Installing, Renewing and Backing Up Secure Email Certs in Thunderbird 2.x
- Save attachment (username.P12) from the e-mail message to desktop or folder.
- Open Thunderbird and go to Tools Menu-->Options. (In Mac OS X, go to Thunderbird-->Preferences)
- Click on the "Advanced" icon and the "Certificates" Tab.
- Click on "View Certificates"
- In the Certificate Manager window click on "Your Certificates" Tab.
- Select the "Import" button at the bottom and browse to your security certificate you saved in step 1.
Skip 7 IF RENEWING. Instead Thunderbird will ask for the Certificate DB password the user set previously.
- You will be prompted to set a password. This password will be used by the database stored on your PC. If your PC crashes, the certificate database will be lost and you will have to reconfigured. Enter a “LOCAL CERTIFICATE DATABASE” password that only you will know. Due to legal reasons, NEVER hand this password out. Password will need to be typed twice. Provide the location of the file (username.P12). Press the OPEN button.
- Provide the password supplied by firstname.lastname@example.org.
- It will display a message saying it was successfully imported. Click the OK button.
Skip 10-14 IF RENEWING.
- In Internet Explorer (for Mac OS X use Safari) go to http://www.siumed.edu/som.cacert and save this file (som.cer) to your desktop.
- Again in Thunderbird go to Tools Menu-->Options-->Advanced icon-->Certificates tab and click on "View Certificates"
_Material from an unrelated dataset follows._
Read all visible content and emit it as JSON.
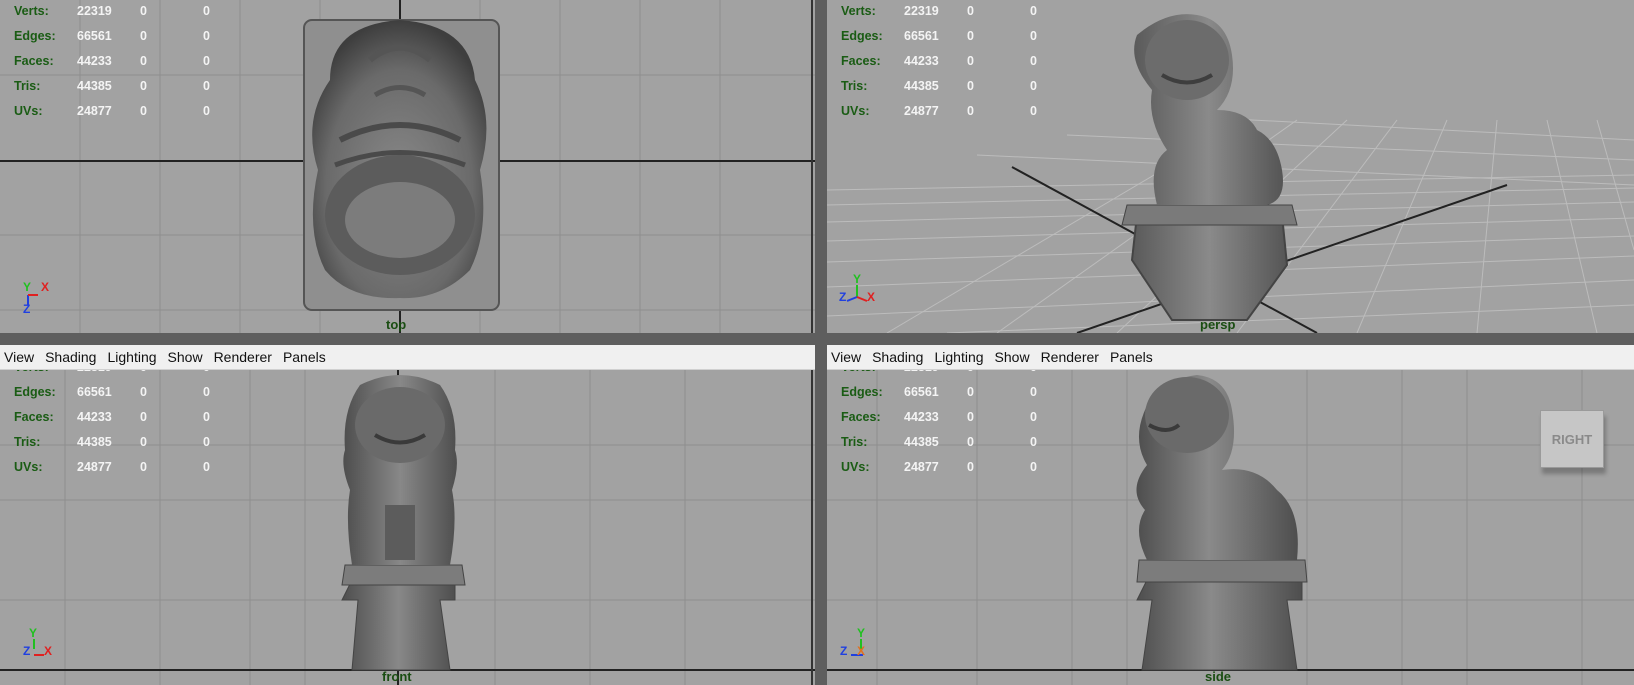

- In the Certificate Manager window click on "Authorities" Tab.
- Click on "Import" button and browse to the "som.cer" file you downloaded to your desktop in step 10.
- Check the following three options:
- Accept this Certificate Authority for Certifying Network sites.
- Accept this Certificate Authority for Certifying e-mail users.
- Accept this Certificate Authority for Certifying software.’
- In Thunderbird, go to Tools-->Account Settings-->Security
- Optionally check the following line “Digitally Sign Messages (by default).” It is NOT recommended to check “Required” for Default Encryption Settings.
Press the OK button to get out.
Delete the file you saved (username.P12) and shred the paper which has your password.
- Double check the security certificate that is selected for signing and encrypting messages by clicking the "Select" button next to the certificate name. Make sure it has the latest expiration date. Sometimes when installing a new cert the older cert is still set as the default certificate to sign/encrypt messages.
- If you want e-mail signatures and/or encryption on every piece of e-mail you send, you will need to load the “certificate database” on every PC you use to send e-mail.
- If you do not have a “certificate database” loaded on your PC and you want to “trust” a certificate (someone is sending you an e-mail with a signature), you can follow steps #10-14.
- The certificates will expire in a year. Each year, you will be awarded a new certificate. In order to get the new certificate to work, you will redo the steps mentioned above.
- To change the “certificate database” password in Thunderbird go to Tools Menu-->Options (in Mac OS X go to Thunderbird-->Preferences) and click on the "Privacy" button and "Passwords" Tab. Select "Change Master Password" and enter old password once and new password twice.
Backing Up Secure Certificates
- Again in Thunderbird to to Tools Menu-->Options-->Advanced icon-->Certificates tab and click on "View Certificates"
- Select "Your Certificates" Tab.
- Select "Backup All" button.
- Enter your "Master Password" (this is your LOCAL CERTIFICATE DATABASE password that you created).
- Browse to where you want to save your backup certificate to and give it a filename (for example: cert_backup). You should save this file to a secure location such as a CD that can be locked up in a filing cabinet or drawer. You should not keep your back up copy on a local drive (like C:\) that is accessible to other users.
- You will then be given the option to create a certificate backup password that protects the backup file you are about to create. It is recommended that you do protect this backup file with a password. IMPORTANT: If you forget your certificate backup password, you will not be able to restore this backup later. Please record it in a safe location.